Raises RegexError otherwise.
Example:
hex_number = SuperExpressive().one_or_more.any_of.range(0, 9).range('A', 'F').end()
pattern = (
SuperExpressive()
.subexpression(hex_number)
.one_or_more.whitespace
.optional.subexpression(hex_number)
.to_regex_string()
)
# '[0-9A-F]+\\s+(?:[0-9A-F]+)?'
By default, flags and start/end of input markers are ignored, but can be explicitly turned on in the keyword parameters.
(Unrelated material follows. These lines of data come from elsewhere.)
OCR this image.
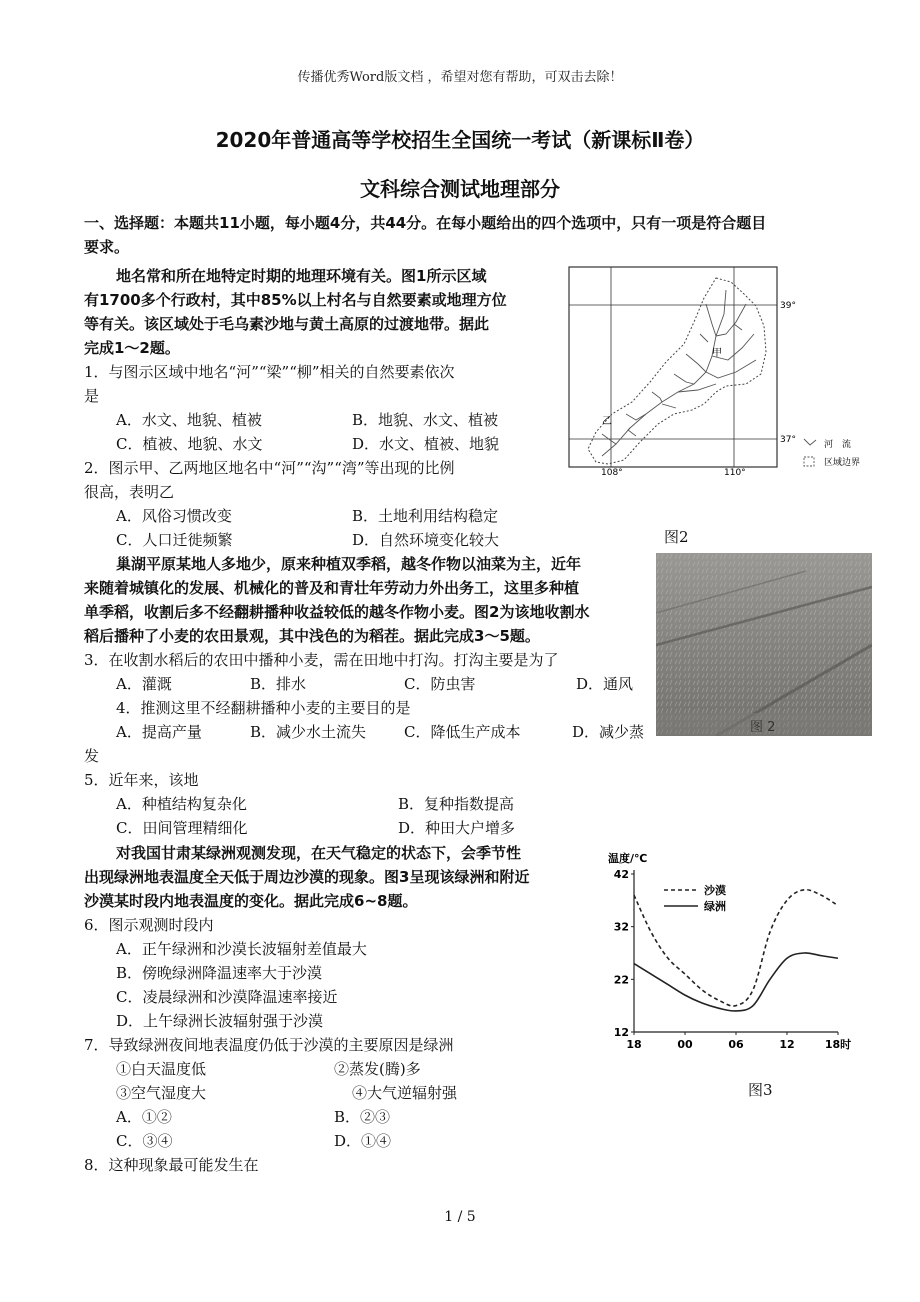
传播优秀Word版文档 ，希望对您有帮助，可双击去除！
2020年普通高等学校招生全国统一考试（新课标Ⅱ卷）
文科综合测试地理部分
一、选择题：本题共11小题，每小题4分，共44分。在每小题给出的四个选项中，只有一项是符合题目
要求。
地名常和所在地特定时期的地理环境有关。图1所示区域
有1700多个行政村，其中85%以上村名与自然要素或地理方位
等有关。该区域处于毛乌素沙地与黄土高原的过渡地带。据此
完成1～2题。
1．与图示区域中地名“河”“梁”“柳”相关的自然要素依次
是
A．水文、地貌、植被	B．地貌、水文、植被
C．植被、地貌、水文	D．水文、植被、地貌
2．图示甲、乙两地区地名中“河”“沟”“湾”等出现的比例
很高，表明乙
A．风俗习惯改变	B．土地利用结构稳定
C．人口迁徙频繁	D．自然环境变化较大
39°
37°
108°	110°
甲
乙
河　流
区域边界
图2
巢湖平原某地人多地少，原来种植双季稻，越冬作物以油菜为主，近年
来随着城镇化的发展、机械化的普及和青壮年劳动力外出务工，这里多种植
单季稻，收割后多不经翻耕播种收益较低的越冬作物小麦。图2为该地收割水
稻后播种了小麦的农田景观，其中浅色的为稻茬。据此完成3～5题。
图 2
3．在收割水稻后的农田中播种小麦，需在田地中打沟。打沟主要是为了
A．灌溉	B．排水	C．防虫害	D．通风
4．推测这里不经翻耕播种小麦的主要目的是
A．提高产量	B．减少水土流失	C．降低生产成本	D．减少蒸
发
5．近年来，该地
A．种植结构复杂化	B．复种指数提高
C．田间管理精细化	D．种田大户增多
对我国甘肃某绿洲观测发现，在天气稳定的状态下，会季节性
出现绿洲地表温度全天低于周边沙漠的现象。图3呈现该绿洲和附近
沙漠某时段内地表温度的变化。据此完成6~8题。
温度/℃
12
22
32
42
18	00	06	12	18时
沙漠
绿洲
图3
6．图示观测时段内
A．正午绿洲和沙漠长波辐射差值最大
B．傍晚绿洲降温速率大于沙漠
C．凌晨绿洲和沙漠降温速率接近
D．上午绿洲长波辐射强于沙漠
7．导致绿洲夜间地表温度仍低于沙漠的主要原因是绿洲
①白天温度低	②蒸发(腾)多
③空气湿度大	④大气逆辐射强
A．①②	B．②③
C．③④	D．①④
8．这种现象最可能发生在
1 / 5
ignore_flags: If set to true, any flags this subexpression specifies should be disregarded (default isTrue).
Example:
hex_number = (
SuperExpressive()
.case_insensitive
.one_or_more.any_of
.range(0, 9)
.range('A', 'F')
.end()
)
pattern1 = (
SuperExpressive()
.subexpression(hex_number)
.one_or_more.whitespace
.optional.subexpression(hex_number)
.to_regex_string()
)
# '[0-9A-F]+\\s+(?:[0-9A-F]+)?'
pattern2 = (
SuperExpressive()
.subexpression(hex_number, ignore_flags=False)
.one_or_more.whitespace
.optional.subexpression(hex_number)
.to_regex_string()
)
# '(?i)[0-9A-F]+\\s+(?:[0-9A-F]+)?'
ignore_start_and_end: If set to true, any.start_of_input/.end_of_inputasserted in this subexpression specifies should be disregarded (default isTrue).
Example:
hex_number = (
SuperExpressive()
.start_of_input
.one_or_more.any_of
.range(0, 9)
.range('A', 'F')
.end()
.end_of_input
)
pattern1 = (
SuperExpressive()
.subexpression(hex_number)
.one_or_more.whitespace
.optional.subexpression(hex_number)
.to_regex_string()
)
# '[0-9A-F]+\\s+(?:[0-9A-F]+)?'
pattern2 = (
SuperExpressive()
.subexpression(hex_number)
.one_or_more.whitespace
.optional.subexpression(hex_number, ignore_start_and_end=False)
.to_regex_string()
)
# '[0-9A-F]+\\s+(?:^[0-9A-F]+$)?'
namespace: A string namespace to use on all named capture groups in the subexpression, to avoid naming collisions with your own named groups (default is"").
Example:
hex_number = (
SuperExpressive()
.named_capture("hex")
.one_or_more.any_of
.range(0, 9)
.range('A', 'F')
.end()
.end()
.named_backreference("hex")
)
#'(?P<hex>[0-9A-F]+)(?P=hex)'
pattern1 = (
SuperExpressive()
.subexpression(hex_number)
.one_or_more.whitespace
.optional.subexpression(hex_number, namespace="snd_")
.to_regex_string()
)
# '(?P<hex>[0-9A-F]+)(?P=hex)\\s+(?:(?P<snd_hex>[0-9A-F]+)(?P=snd_hex))?'
pattern2 = (
SuperExpressive()
.named_capture("hex")
.subexpression(hex_number, namespace="sub1_")
.one_or_more.whitespace
.optional.subexpression(hex_number, namespace="sub2_")
.end()
.named_backreference("hex")
.to_regex_string()
)
# '(?P<hex>(?P<sub1_hex>[0-9A-F]+)(?P=sub1_hex)\\s+(?:(?P<sub2_hex>[0-9A-F]+)(?P=sub2_hex))?)(?P=hex)'
[=] .to_regex()
.toRegex()
Outputs the regular expression pattern that this SuperExpression models.
[=] .to_regex_string()
.toRegexString().to_string().toString()
Outputs a string representation of the regular expression that this SuperExpression models.